TDS u/s 194IC is applicable for payment under JDA to transferor of land and building holding leasehold rights and not ownership.
In a recent judgment, ITAT Mumbai has held that it would be against the intent of the legislation to interpret that provisions of TDS under section 194IC is not applicable for payment under Joint Development Agreement to transferor of land and building holding leasehold rights and not ownership.
ABCAUS Case Law Citation:
4780 (2025) (10) abcaus.in ITAT
In the instant case, the assessee had challenged the order passed by the CIT(A) in confirming levy of tax and interest under section 201(1) / 201(1A) due to alleged short deduction of TDS under section 194IC of the Act.
The appellant assessee was a limited liability partnership firm engaged in the business of development and construction of real estate project and redevelopment of old residential building.
A survey action under section 133A(2A) was undertaken in case of a business group including the assessee. During the course of survey various details and information related to the various real estate projects were called for in order to verify the compliance with regard to the issue of tax deduction under section 194IC.
On verification of the documents the Assessing Officer (AO) noticed that the assessee had entered into a joint development agreement (JDA) with one person (transferor) who was the owner of land on which the building apartment was constructed.
As per the agreement it was noticed by the AO that the owner had allowed the assessee to develop/ construct new buildings and to sell out saleable area to the prospective buyers and the owner was entitled to a share of area out of the total constructed area in the new building.
The AO further noticed that the owner was also entitled to receive a certain sum of cash / monetary consideration as per the agreement. The AO also noticed that the assessee has paid amounts to the said owner during the years under consideration on which the TDS was deducted at 1% as per the provisions of section 194IA of the Act and not under section 194IC of the Act.
The AO was of the view that the assessee should have deducted TDS under section 194IC at 10% since the payment is made as per “Specified Agreement” and the AO issued a show-cause notice to the assessee in this regard.
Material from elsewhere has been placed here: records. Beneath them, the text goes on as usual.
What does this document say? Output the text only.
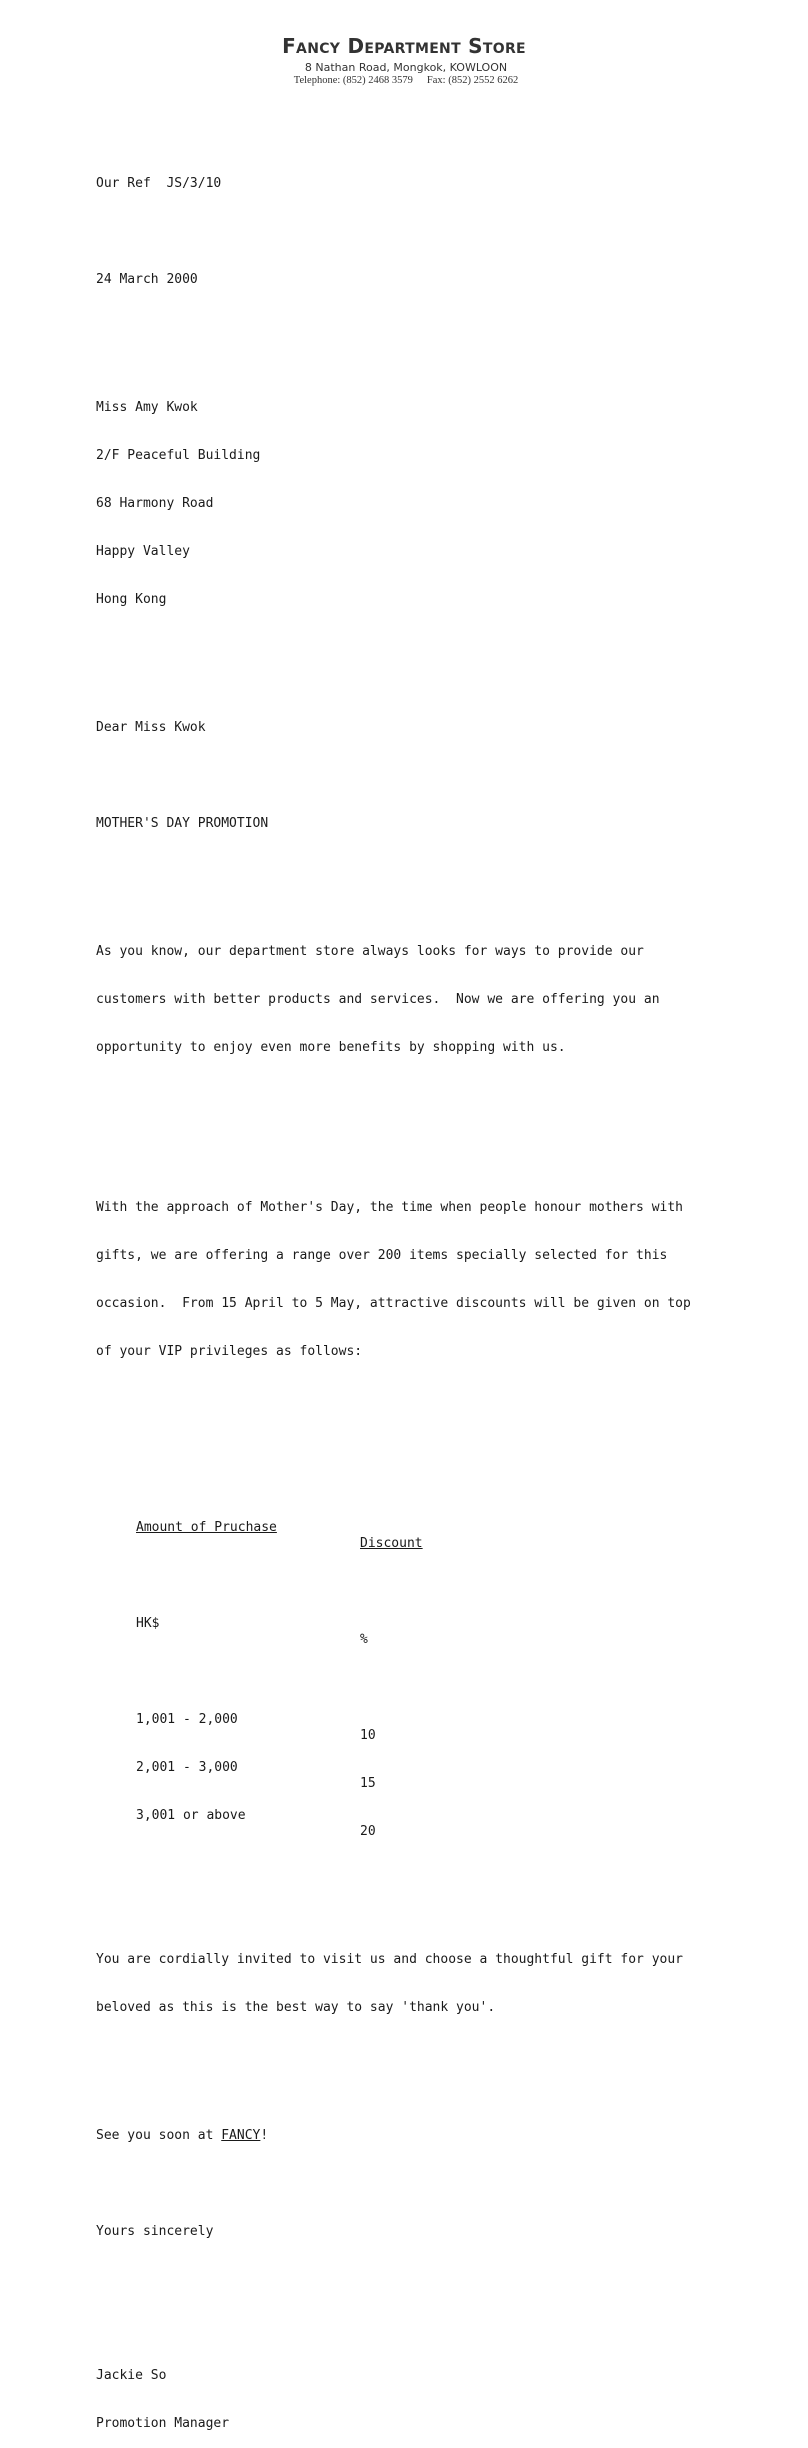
Fancy Department Store
8 Nathan Road, Mongkok, KOWLOON
Telephone: (852) 2468 3579 Fax: (852) 2552 6262

Our Ref  JS/3/10

24 March 2000

Miss Amy Kwok

2/F Peaceful Building

68 Harmony Road

Happy Valley

Hong Kong

Dear Miss Kwok

MOTHER'S DAY PROMOTION

As you know, our department store always looks for ways to provide our

customers with better products and services.  Now we are offering you an

opportunity to enjoy even more benefits by shopping with us.

With the approach of Mother's Day, the time when people honour mothers with

gifts, we are offering a range over 200 items specially selected for this

occasion.  From 15 April to 5 May, attractive discounts will be given on top

of your VIP privileges as follows:

Amount of Pruchase

Discount

HK$

%

1,001 - 2,000

10

2,001 - 3,000

15

3,001 or above

20

You are cordially invited to visit us and choose a thoughtful gift for your

beloved as this is the best way to say 'thank you'.

See you soon at FANCY!

Yours sincerely

Jackie So

Promotion Manager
The assessee submitted before the AO that transferor was holding only the lease rights and not the owner and therefore the payment made cannot be considered as made under “Specified Agreement” since the term is applicable only to the person owning land or building or home.
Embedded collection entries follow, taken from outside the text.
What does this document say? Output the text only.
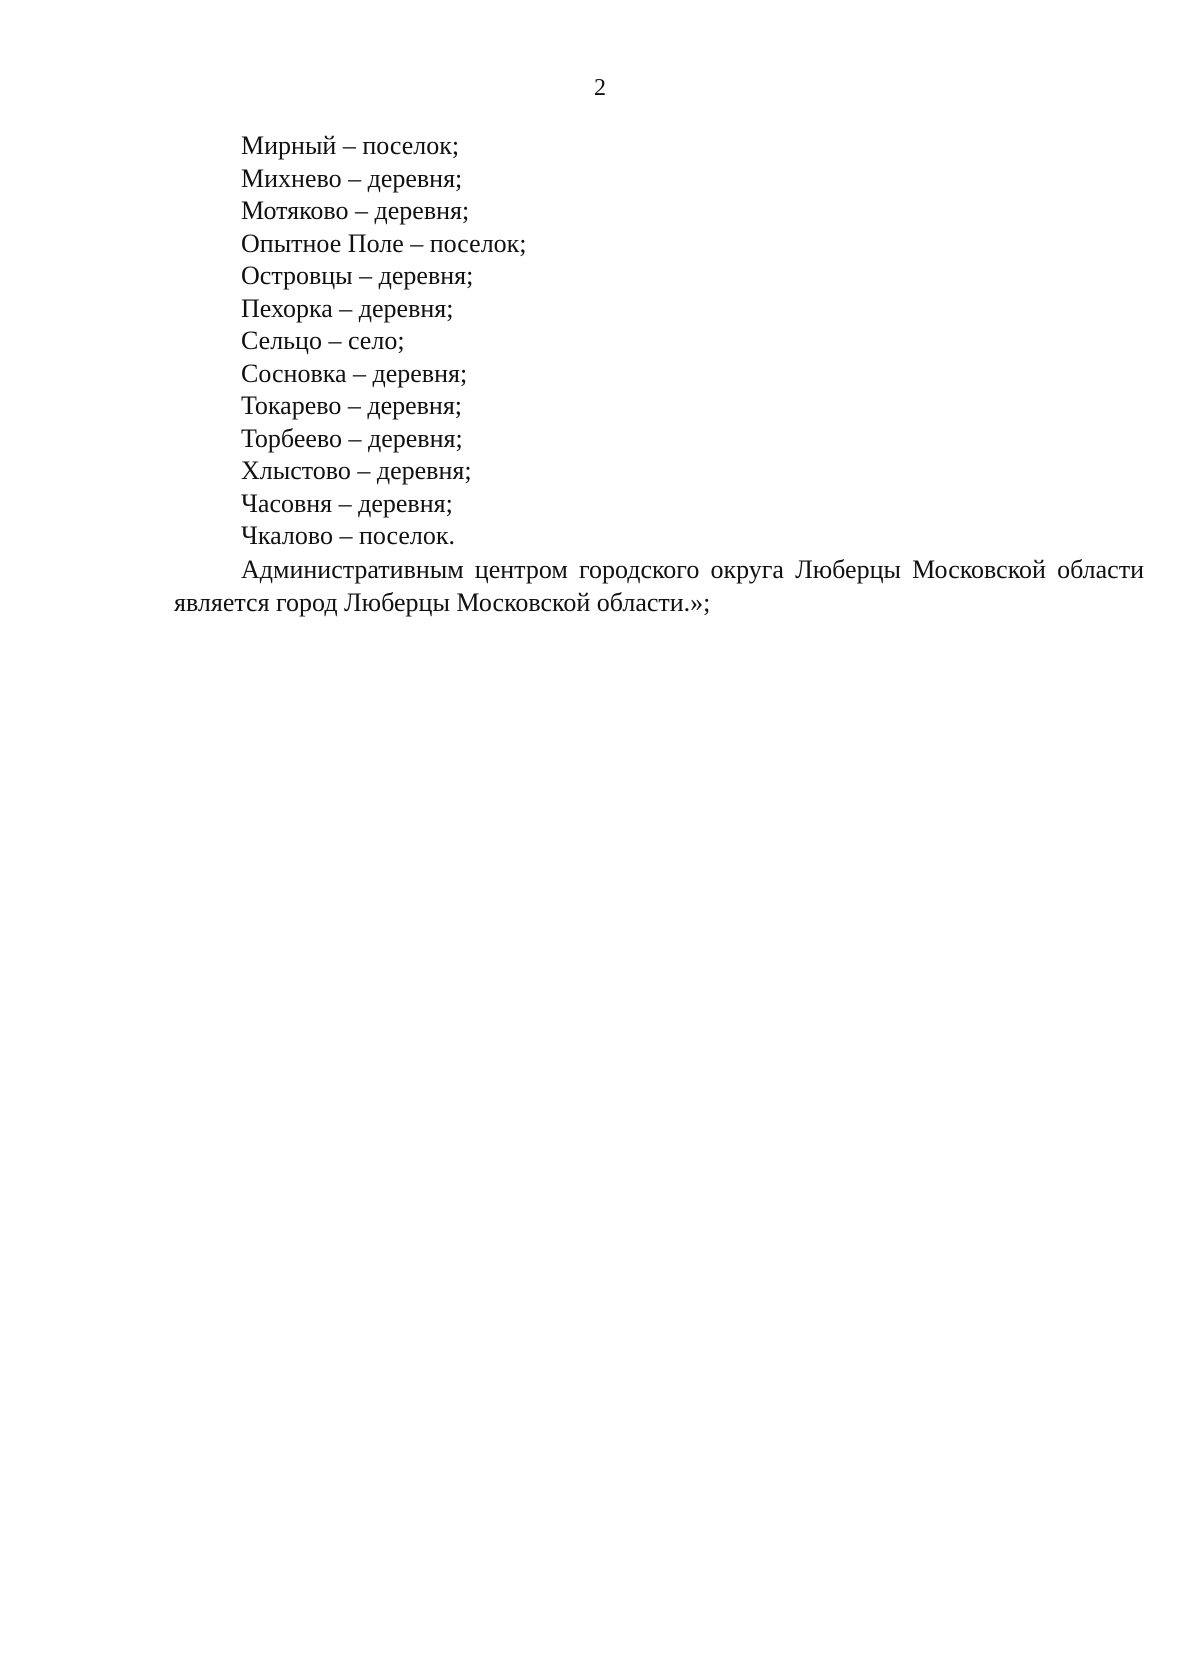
2
Мирный – поселок;
Михнево – деревня;
Мотяково – деревня;
Опытное Поле – поселок;
Островцы – деревня;
Пехорка – деревня;
Сельцо – село;
Сосновка – деревня;
Токарево – деревня;
Торбеево – деревня;
Хлыстово – деревня;
Часовня – деревня;
Чкалово – поселок.

Административным центром городского округа Люберцы Московской области является город Люберцы Московской области.»;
The AO did not accept the submissions of the assessee regarding the ownership and levied tax under section 201 and 201(1A) for the differential tax of 9%.
The CIT(A) dismissed the appeal of the assessee.
Before the Tribunal, the assessee submitted that the definition of “Specified Agreement” as contained in section 45(5A) states that the term means a registered agreement in which a person owning land or building or both agrees to allow another person to develop a real estate project on such land or building or both in consideration of a share being land or building or both in such projects whether with or without payment of part of the consideration in cash.
The assessee therefore submitted that the ownership of the land / building / both is the criteria which need to be considered for applicability of section 194IC. The assessee drew attention to the relevant clauses in the Joint Development Agreement where it had been stated that transferor had acquired the leasehold right, title and interest in the said property and therefore he was not the owner of the land.
The Tribunal observed that definition of specified agreement under section 45(5A) of the Act as under,
“specified agreement” means a registered agreement in which a person owning land or building or both, agrees to allow another person to develop a real estate project on such land or building or both, in consideration of a share, being land or building or both in such project, whether with or without payment of part of the consideration in cash.”
The Tribunal further noted that Sub section (5A) was introduced by Finance Act 2017 and as per the Memorandum explaining the intention behind introducing the said subclause and the consequential amendment in section 49 and introduction of section 194IC, it is clear that the legislative intention to introduce to sub section (5A) was to define the year of taxability for transfers under a JDA to minimise the genuine hardship of the assessee who may face capital gains in the year of transfer i.e. year of entering into JDA.
The Tribunal opined that if a narrower interpretation as contented by the assessee is to be accepted then it would lead to anomaly that transfer by the lease hold right owner under JDA would go out of the tax net as the transferor is not the owner as mentioned in the definition of specified agreement. Therefore, the interpretation as argued by the assessee cannot be accepted since the legislative intent behind introduction of subsection (5A) is to ease the tax burden on the assessee and such beneficial provision if interpreted as not applicable to transferor holding leasehold rights who has transferred under the JDA would go against the legislative intent.
The Tribunal also observed from the perusal of the JDA that the land had been given on perpetual lease in the year 1938 since then the land had been held by various persons and the transferor had acquired the land along with the conditions as prescribed for the perpetual lease. Also, the transferor was holding the right to give the land for development and is entitled to receive consideration in monetary as well non-monetary form.
Accordingly, the Tribunal upheld the in the present case, the provisions of section 194IC was squarely applicable.